First proof that "plunging regions" exist around black holes in space

Original Article ↗ Hacker News Discussion ↗

Einstein, GR, and unification with quantum mechanics

  • Commenters note that new observations keep confirming general relativity, yet GR is expected to fail at black hole singularities.
  • There is expressed hope for a future unification of GR and quantum mechanics, but awareness that we’re not there yet.

Role of AI and “superintelligence” in future physics

  • Some suggest only very powerful AI might find the unifying theory, arguing human individual cognition may be near its limit.
  • Others are skeptical of “superintelligence” as a coherent or meaningful concept, seeing any future AGI as humans-with-better-tools rather than something qualitatively beyond.
  • There is pushback against both LLM hype and techno-doomerism, with some arguing for a more “realist” middle ground.
  • Questions arise about usefulness of machine-derived answers humans can’t understand, with counterpoints about abstraction and our current reliance on non-surveyable proofs and complex tech.

Scientific status of black hole interiors

  • One line of argument: if information cannot escape the event horizon, claims about interiors are unfalsifiable and “non-scientific” in a Popper sense.
  • Counterpoints:
    • Theories can still be scientific if they connect to observables (e.g., exterior behavior, Hawking radiation).
    • Current theory (holographic principle, AdS/CFT) and the information paradox suggest interior information might be indirectly recoverable from radiation, especially for small or lab-made black holes.
    • Mathematical frameworks (e.g., specific coordinate systems) describe interior motion within GR, even if direct testing is impossible.

Event horizons, time dilation, and what infallers see

  • Distinction stressed between external and infalling observers:
    • From outside, infalling objects redshift, appear to slow, and never visibly cross the horizon.
    • From their own frame, they cross the horizon in finite proper time and continue inward.
  • The “frozen ring” picture (matter piling up at the horizon) is moderated by extreme redshift: late photons effectively vanish from detectability.

Spaghettification, size, and survivability

  • Tidal forces depend on black hole mass:
    • Small black holes spaghettify large objects before or at the horizon.
    • Supermassive black holes could have relatively gentle gravity at the horizon; crossing might be survivable in principle.
  • There is discussion of exotic long-term structures (e.g., mega-engineering around huge black holes) and exploiting time dilation and energy extraction, though framed as highly speculative.

Structure of Kerr (spinning) black holes

  • Non-spinning black holes (Schwarzschild) are relatively simple: single horizon and point-like singularity; all paths inside lead inexorably to the singularity.
  • Spinning (Kerr) black holes have more complex structure: ergospheres, outer and inner horizons, and a ring singularity.
  • Some sources claim regions of reduced gravity and possible trajectories that avoid hitting the singularity, at least within classical GR.
  • Penrose diagrams and related references are suggested for deeper exploration, with caveats that much of this is still theoretical and potentially altered by quantum gravity effects.

Multiple black holes and escape scenarios

  • Thought experiments consider whether extreme time dilation plus a second black hole could allow escape after crossing a horizon.
  • Responses emphasize: once inside a classical event horizon, escape is impossible; overlapping horizons likely lead to merger rather than “release.”

Firewall and information paradox

  • The “firewall” proposal is briefly mentioned: one view suggests infallers encounter a destructive high-energy barrier at the horizon.
  • This is noted as conflicting with GR’s expectation of a smooth crossing but potentially motivated by quantum information considerations; no consensus is presented.

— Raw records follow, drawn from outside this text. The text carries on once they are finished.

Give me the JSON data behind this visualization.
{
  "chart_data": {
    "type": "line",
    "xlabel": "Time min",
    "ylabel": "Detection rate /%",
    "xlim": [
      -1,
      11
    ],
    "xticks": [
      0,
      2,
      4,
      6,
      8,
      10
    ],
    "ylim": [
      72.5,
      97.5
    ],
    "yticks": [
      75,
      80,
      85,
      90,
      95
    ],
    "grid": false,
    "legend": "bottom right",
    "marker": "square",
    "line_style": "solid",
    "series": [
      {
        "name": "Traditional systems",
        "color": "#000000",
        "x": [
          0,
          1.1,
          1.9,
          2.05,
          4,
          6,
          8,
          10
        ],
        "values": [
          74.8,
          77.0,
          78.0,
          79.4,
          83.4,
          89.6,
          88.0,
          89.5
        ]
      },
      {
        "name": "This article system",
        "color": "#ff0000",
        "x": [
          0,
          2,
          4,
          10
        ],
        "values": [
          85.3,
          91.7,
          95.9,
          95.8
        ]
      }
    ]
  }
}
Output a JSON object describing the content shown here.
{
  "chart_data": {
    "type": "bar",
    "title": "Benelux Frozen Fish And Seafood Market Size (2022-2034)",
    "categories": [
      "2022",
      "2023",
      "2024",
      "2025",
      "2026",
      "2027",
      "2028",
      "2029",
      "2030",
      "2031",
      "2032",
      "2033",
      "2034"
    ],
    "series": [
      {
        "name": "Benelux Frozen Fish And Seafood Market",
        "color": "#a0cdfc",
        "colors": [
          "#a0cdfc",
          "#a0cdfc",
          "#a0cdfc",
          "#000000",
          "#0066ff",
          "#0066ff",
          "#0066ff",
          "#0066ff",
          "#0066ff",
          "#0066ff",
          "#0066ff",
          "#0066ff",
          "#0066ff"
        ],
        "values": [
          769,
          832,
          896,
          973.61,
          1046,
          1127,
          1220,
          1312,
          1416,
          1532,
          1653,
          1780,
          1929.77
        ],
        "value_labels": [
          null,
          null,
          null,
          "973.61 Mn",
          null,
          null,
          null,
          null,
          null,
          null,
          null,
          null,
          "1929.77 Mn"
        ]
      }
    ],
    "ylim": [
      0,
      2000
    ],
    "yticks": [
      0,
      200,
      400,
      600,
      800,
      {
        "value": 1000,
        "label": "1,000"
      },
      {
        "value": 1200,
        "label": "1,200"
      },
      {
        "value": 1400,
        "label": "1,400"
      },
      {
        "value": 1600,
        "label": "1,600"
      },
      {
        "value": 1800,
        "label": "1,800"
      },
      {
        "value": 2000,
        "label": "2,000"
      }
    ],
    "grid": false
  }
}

Innermost stable circular orbit and plunging region

  • Several comments clarify:
    • There is an innermost stable circular orbit (ISCO); inside this, circular orbits exist mathematically but are unstable.
    • The “plunging region” is where no stable circular orbits are possible; material there inevitably spirals inward.
  • Analogies are made to coin-funnel donation boxes: once inside a certain radius, trajectories spiral inward rather than orbit stably.
  • For non-spinning black holes, specific radius relationships (event horizon, photon sphere, ISCO) are discussed; spin shifts these boundaries.

Visualization, graphics, and data analysis

  • One commenter notes that the press graphic seems misleading relative to the described ISCO/plunging geometry; another replies that it is mainly showing a small innermost stable orbit.
  • There is a technical aside that X-ray astronomers in the paper fit models in “physical space” rather than “instrument space,” which some find unusual.

Overall tone

  • Mixture of enthusiasm for the observational confirmation of subtle GR predictions with skepticism about extrapolating beyond current theory.
  • Strong interest in philosophical and technical nuances (frames of reference, falsifiability, information paradox, interior geometry), with frequent acknowledgment of open questions and speculative edges.